Check for a broken wire in the loom. start at the harness clamp where the harness enters the control. and do the control power and ground wire first. A quick continuity check on the red/black and black wire are in order. a proper ground is as important as a strong 12 volts. Be sure to attach to a keyed circuit so you don't drain your battery if you forget and leave it in float at the end of a 48 hour day. 

Oh and make sure the bulb for the DP in the control is not burned out. that could change a bunch of things.


----------



## procarry21 (Feb 14, 2010)

Thanks for the input basher and t-sig.

I checked the joystick diodes, wiring, and light today and all is good. Put 12 volts on the pins with the toggle switch on and the light worked.

I used an adapter to plug into and existing fuse slot (used the one for the radio). I plan on checking the voltage coming out. make sure I am getting 12v, then start looking at all the connections. Now that I know the joy stick is good, I am hoping to find the bad link!

Thanks for all your help, snow drifing like crap and still having to use my beater with now reverse ,cracked block, and rusty leaking gas tank. Deep skills to plow with this beast.


----------



## procarry21 (Feb 14, 2010)

Thanks to everybody for there advice and help. Got the truck wired last night. The problem was right at the fuse box as you guys mentioned it might be. Was not gettting 12 volts. The wire had an open right at the fuse location! Think when the wire was not installed and straight it made contact and continuity checked ok.

Anyway, everything looks good, Thanks much.

procarry21
Snow way 25
1999 Siveraldo


----------



## basher (Nov 13, 2004)

Good deal. Glad it's working now its time to make a little payup


----------



## t-sig (Feb 5, 2010)

Glad to help! I have had 2 snoways and have no real complaints. The down pressure is a great feature if you have snow pack to scrape, or, if you are back dragging. If you haven't, you may want to read through some of the chevy truck forum. If your truck isn't a "plow prep" you may want to upgrade the front suspension and the alternator. 500 pounds of ballast at the tailgate is good too. The front of my 2000 Silv. dropped pretty good the plow on.


----------



## basher (Nov 13, 2004)

t-sig;1003499 said:


> The front of my 2000 Silv. dropped pretty good the plow on.

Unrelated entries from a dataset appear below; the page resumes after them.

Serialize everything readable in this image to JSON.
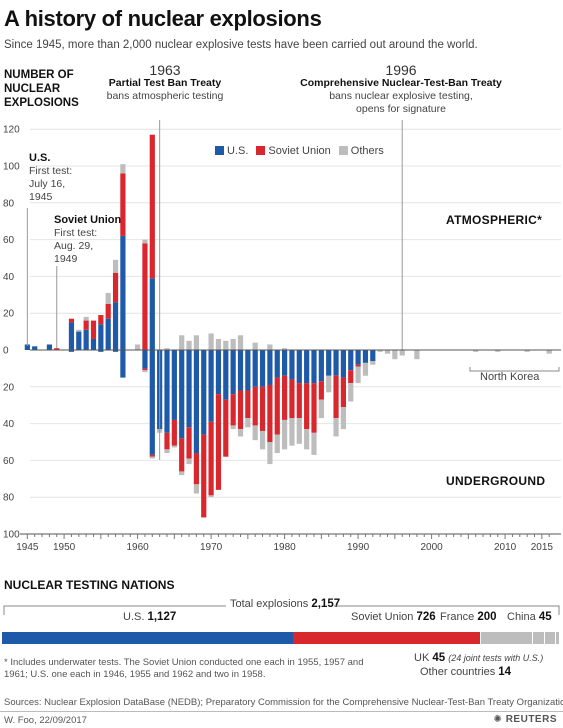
{
  "header": {
    "title": "A history of nuclear explosions",
    "subtitle": "Since 1945, more than 2,000 nuclear explosive tests have been carried out around the world.",
    "ylabel_line1": "NUMBER OF",
    "ylabel_line2": "NUCLEAR",
    "ylabel_line3": "EXPLOSIONS"
  },
  "annotations": {
    "ptbt_year": "1963",
    "ptbt_name": "Partial Test Ban Treaty",
    "ptbt_desc": "bans atmospheric testing",
    "ctbt_year": "1996",
    "ctbt_name": "Comprehensive Nuclear-Test-Ban Treaty",
    "ctbt_desc1": "bans nuclear explosive testing,",
    "ctbt_desc2": "opens for signature",
    "us_name": "U.S.",
    "us_line1": "First test:",
    "us_line2": "July 16,",
    "us_line3": "1945",
    "su_name": "Soviet Union",
    "su_line1": "First test:",
    "su_line2": "Aug. 29,",
    "su_line3": "1949",
    "atmospheric": "ATMOSPHERIC*",
    "underground": "UNDERGROUND",
    "north_korea": "North Korea"
  },
  "legend": [
    {
      "label": "U.S.",
      "color": "#1f5aa8"
    },
    {
      "label": "Soviet Union",
      "color": "#d9272e"
    },
    {
      "label": "Others",
      "color": "#bdbdbd"
    }
  ],
  "colors": {
    "us": "#1f5aa8",
    "soviet": "#d9272e",
    "others": "#bdbdbd"
  },
  "chart_data": {
    "type": "bar",
    "stacked": true,
    "ylim_atmospheric": [
      0,
      120
    ],
    "ylim_underground": [
      0,
      100
    ],
    "y_ticks_up": [
      0,
      20,
      40,
      60,
      80,
      100,
      120
    ],
    "y_ticks_down": [
      20,
      40,
      60,
      80,
      100
    ],
    "x_tick_labels": [
      1945,
      1950,
      1960,
      1970,
      1980,
      1990,
      2000,
      2010,
      2015
    ],
    "xlim": [
      1944,
      2017
    ],
    "series_names": [
      "U.S.",
      "Soviet Union",
      "Others"
    ],
    "atmospheric": [
      {
        "year": 1945,
        "us": 3,
        "soviet": 0,
        "others": 0
      },
      {
        "year": 1946,
        "us": 2,
        "soviet": 0,
        "others": 0
      },
      {
        "year": 1948,
        "us": 3,
        "soviet": 0,
        "others": 0
      },
      {
        "year": 1949,
        "us": 0,
        "soviet": 1,
        "others": 0
      },
      {
        "year": 1951,
        "us": 15,
        "soviet": 2,
        "others": 0
      },
      {
        "year": 1952,
        "us": 10,
        "soviet": 0,
        "others": 1
      },
      {
        "year": 1953,
        "us": 11,
        "soviet": 5,
        "others": 2
      },
      {
        "year": 1954,
        "us": 6,
        "soviet": 10,
        "others": 0
      },
      {
        "year": 1955,
        "us": 14,
        "soviet": 5,
        "others": 0
      },
      {
        "year": 1956,
        "us": 17,
        "soviet": 8,
        "others": 6
      },
      {
        "year": 1957,
        "us": 26,
        "soviet": 16,
        "others": 7
      },
      {
        "year": 1958,
        "us": 62,
        "soviet": 34,
        "others": 5
      },
      {
        "year": 1960,
        "us": 0,
        "soviet": 0,
        "others": 3
      },
      {
        "year": 1961,
        "us": 0,
        "soviet": 58,
        "others": 2
      },
      {
        "year": 1962,
        "us": 39,
        "soviet": 78,
        "others": 0
      },
      {
        "year": 1964,
        "us": 0,
        "soviet": 0,
        "others": 1
      },
      {
        "year": 1966,
        "us": 0,
        "soviet": 0,
        "others": 8
      },
      {
        "year": 1967,
        "us": 0,
        "soviet": 0,
        "others": 5
      },
      {
        "year": 1968,
        "us": 0,
        "soviet": 0,
        "others": 8
      },
      {
        "year": 1970,
        "us": 0,
        "soviet": 0,
        "others": 9
      },
      {
        "year": 1971,
        "us": 0,
        "soviet": 0,
        "others": 6
      },
      {
        "year": 1972,
        "us": 0,
        "soviet": 0,
        "others": 5
      },
      {
        "year": 1973,
        "us": 0,
        "soviet": 0,
        "others": 6
      },
      {
        "year": 1974,
        "us": 0,
        "soviet": 0,
        "others": 8
      },
      {
        "year": 1976,
        "us": 0,
        "soviet": 0,
        "others": 4
      },
      {
        "year": 1978,
        "us": 0,
        "soviet": 0,
        "others": 3
      },
      {
        "year": 1980,
        "us": 0,
        "soviet": 0,
        "others": 1
      }
    ],
    "underground": [
      {
        "year": 1951,
        "us": 1,
        "soviet": 0,
        "others": 0
      },
      {
        "year": 1955,
        "us": 1,
        "soviet": 0,
        "others": 0
      },
      {
        "year": 1957,
        "us": 1,
        "soviet": 0,
        "others": 0
      },
      {
        "year": 1958,
        "us": 15,
        "soviet": 0,
        "others": 0
      },
      {
        "year": 1961,
        "us": 10,
        "soviet": 1,
        "others": 1
      },
      {
        "year": 1962,
        "us": 57,
        "soviet": 1,
        "others": 1
      },
      {
        "year": 1963,
        "us": 43,
        "soviet": 0,
        "others": 2
      },
      {
        "year": 1964,
        "us": 45,
        "soviet": 9,
        "others": 2
      },
      {
        "year": 1965,
        "us": 38,
        "soviet": 14,
        "others": 1
      },
      {
        "year": 1966,
        "us": 48,
        "soviet": 18,
        "others": 2
      },
      {
        "year": 1967,
        "us": 42,
        "soviet": 17,
        "others": 3
      },
      {
        "year": 1968,
        "us": 56,
        "soviet": 17,
        "others": 5
      },
      {
        "year": 1969,
        "us": 46,
        "soviet": 45,
        "others": 0
      },
      {
        "year": 1970,
        "us": 39,
        "soviet": 40,
        "others": 1
      },
      {
        "year": 1971,
        "us": 24,
        "soviet": 52,
        "others": 0
      },
      {
        "year": 1972,
        "us": 27,
        "soviet": 31,
        "others": 0
      },
      {
        "year": 1973,
        "us": 24,
        "soviet": 17,
        "others": 2
      },
      {
        "year": 1974,
        "us": 22,
        "soviet": 21,
        "others": 4
      },
      {
        "year": 1975,
        "us": 22,
        "soviet": 15,
        "others": 5
      },
      {
        "year": 1976,
        "us": 20,
        "soviet": 21,
        "others": 8
      },
      {
        "year": 1977,
        "us": 20,
        "soviet": 24,
        "others": 10
      },
      {
        "year": 1978,
        "us": 19,
        "soviet": 31,
        "others": 12
      },
      {
        "year": 1979,
        "us": 15,
        "soviet": 31,
        "others": 10
      },
      {
        "year": 1980,
        "us": 14,
        "soviet": 24,
        "others": 16
      },
      {
        "year": 1981,
        "us": 16,
        "soviet": 21,
        "others": 15
      },
      {
        "year": 1982,
        "us": 18,
        "soviet": 19,
        "others": 14
      },
      {
        "year": 1983,
        "us": 18,
        "soviet": 25,
        "others": 11
      },
      {
        "year": 1984,
        "us": 18,
        "soviet": 27,
        "others": 12
      },
      {
        "year": 1985,
        "us": 17,
        "soviet": 10,
        "others": 10
      },
      {
        "year": 1986,
        "us": 14,
        "soviet": 0,
        "others": 9
      },
      {
        "year": 1987,
        "us": 14,
        "soviet": 23,
        "others": 10
      },
      {
        "year": 1988,
        "us": 15,
        "soviet": 16,
        "others": 12
      },
      {
        "year": 1989,
        "us": 11,
        "soviet": 7,
        "others": 10
      },
      {
        "year": 1990,
        "us": 8,
        "soviet": 1,
        "others": 9
      },
      {
        "year": 1991,
        "us": 7,
        "soviet": 0,
        "others": 7
      },
      {
        "year": 1992,
        "us": 6,
        "soviet": 0,
        "others": 2
      },
      {
        "year": 1993,
        "us": 0,
        "soviet": 0,
        "others": 1
      },
      {
        "year": 1994,
        "us": 0,
        "soviet": 0,
        "others": 2
      },
      {
        "year": 1995,
        "us": 0,
        "soviet": 0,
        "others": 5
      },
      {
        "year": 1996,
        "us": 0,
        "soviet": 0,
        "others": 3
      },
      {
        "year": 1998,
        "us": 0,
        "soviet": 0,
        "others": 5
      },
      {
        "year": 2006,
        "us": 0,
        "soviet": 0,
        "others": 1
      },
      {
        "year": 2009,
        "us": 0,
        "soviet": 0,
        "others": 1
      },
      {
        "year": 2013,
        "us": 0,
        "soviet": 0,
        "others": 1
      },
      {
        "year": 2016,
        "us": 0,
        "soviet": 0,
        "others": 2
      }
    ]
  },
  "nations": {
    "section_title": "NUCLEAR TESTING NATIONS",
    "total_label": "Total explosions",
    "total_value": "2,157",
    "total_number": 2157,
    "segments": [
      {
        "name": "U.S.",
        "value": "1,127",
        "count": 1127,
        "color": "#1f5aa8"
      },
      {
        "name": "Soviet Union",
        "value": "726",
        "count": 726,
        "color": "#d9272e"
      },
      {
        "name": "France",
        "value": "200",
        "count": 200,
        "color": "#bdbdbd"
      },
      {
        "name": "China",
        "value": "45",
        "count": 45,
        "color": "#bdbdbd"
      },
      {
        "name": "UK",
        "value": "45",
        "count": 45,
        "color": "#bdbdbd"
      },
      {
        "name": "Other countries",
        "value": "14",
        "count": 14,
        "color": "#bdbdbd"
      }
    ],
    "uk_note": "(24 joint tests with U.S.)"
  },
  "footer": {
    "footnote": "* Includes underwater tests. The Soviet Union conducted one each in 1955, 1957 and 1961; U.S. one each in 1946, 1955 and 1962 and two in 1958.",
    "sources": "Sources: Nuclear Explosion DataBase (NEDB); Preparatory Commission for the Comprehensive Nuclear-Test-Ban Treaty Organization.",
    "byline": "W. Foo, 22/09/2017",
    "brand": "REUTERS"
  }
}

Yeah a crank or two on the T-bars and a set of timberns is a must on any Chevy, plow prep or not.


----------



## CMU07 (Sep 29, 2009)

I'm having pretty much the same problem. Was plowing and the plow wouldn't move (up left or right). Got it up and back to the shop. The solenoid just clicks but I'm gettin nothing from the plow. I'm not much for any electrical, but saw a bent terminal on the solenoid so I'm hoping that when the auto shops open I can grab a 12v 4 post. If it's not that I may be SOL, because I don't think I could run down wires like you guys.


----------



## basher (Nov 13, 2004)

yes replace the 12volt motor solenoid. buy a good one, 150amp constant duty or better. If you can get a trombeta "Bear" 600amp constant duty pay the money you have to modify a little to install but it is well worth the time and price.


----------



## CMU07 (Sep 29, 2009)

thanks for the suggestion, ended up goin with the exact same one that came out. there arent a lot of options around here, closest dealer is 30miles away and I needed it quick! working again though!


----------